Robots have gained widespread use in manufacturing settings but still have significant limitations in assembly tasks, where it is often impossible to preprogram robot motions that involves close tolerance fits between parts at a high level of precision. For example, an insertion task may require tolerances below 100 micrometers, which may be below the robot’s repeatability. Efforts to address this generally involve using force control to define the robot’s behavior, which allows the robot to complete a desired task by making use of the tactile feedback. Approaches using force control frequently rely on reinforcement learning to generate a force control policy that guides the robot’s actions through the various states of the task. This project goal was to provide generic solutions for learning high-precision assembly tasks for industry use.

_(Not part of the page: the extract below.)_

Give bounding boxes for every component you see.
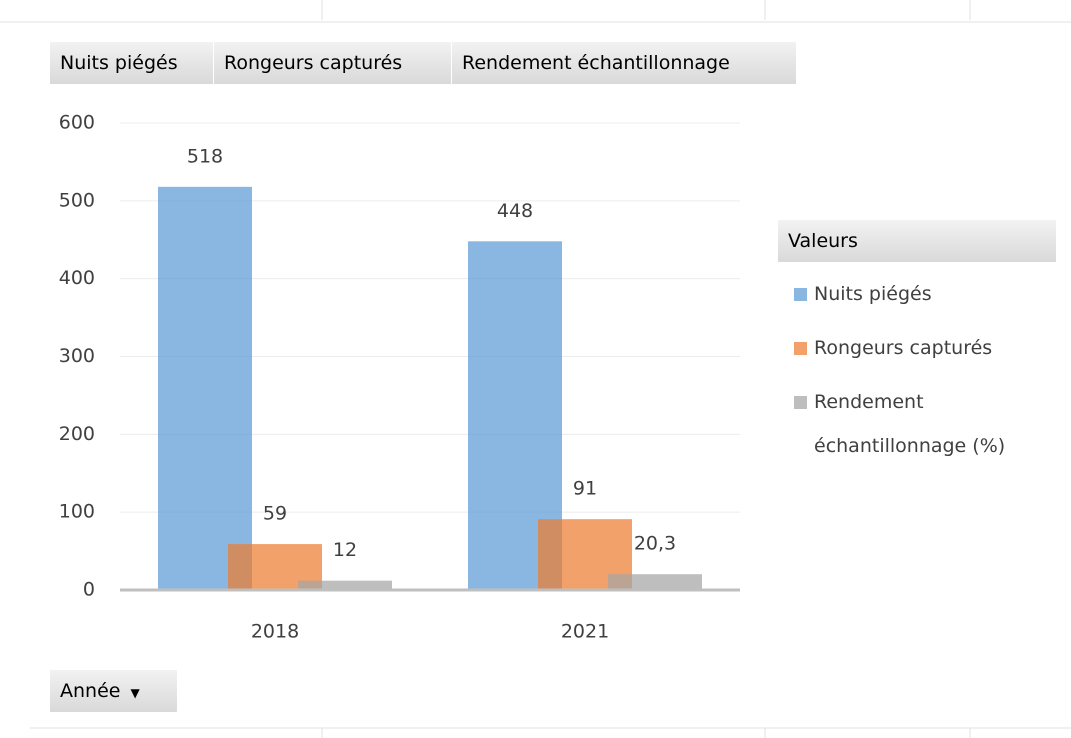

This project explored using a robot executing a force-control policy, learned from experience, to complete assembly tasks. The use of force control allows a human-like approach to performing assemblies, where the robot responds to the different contact forces and states. Data used in learning the force control policy, using reinforcement learning, was obtained using a simulation environment and physical hardware. In simulation, the OpenAI gym toolkit was used for application of reinforcement learning, along with TensorFlow as the back end for the deep learning components. The Bullet software library was used for simulating the dynamics of parts in continual contact, with substantial tuning of the parameters to obtain a higher level of fidelity.
On hardware, the team integrated a Universal Robot UR10e into a system driven by ROS-Industrial software to give the robot active force control. This enabled a force control policy to output a desired force and torque direction at a continual fast rate, to drive a part that was being held in the assembled position. The policy’s inputs were the current state of the part being held and the current contact forces, which was the information needed to close the loop for learning, along with a reward function that identified if the part had reached the final assembled configuration.
The project team successfully created a framework for performing assembly tasks, consisting of a simulation environment with realistic contact physics for the robot to learn, and the software needed to integrate the learned behavior with a physical robot and continue learning with further data collection with the actual physical parts. A key component of this framework was the force-control system that enabled the robot to grasp the part and direct it with an arbitrary force and torque. While a measure of success was achieved in using the reinforcement learning algorithms to reach task success in simulation, the project requires additional work to enable reliable learning of physical assembly tasks. The developed framework will continue to be useful in further exploration of this area and the project team will leverage the framework for future efforts in application of reinforcement learning to this type of problem.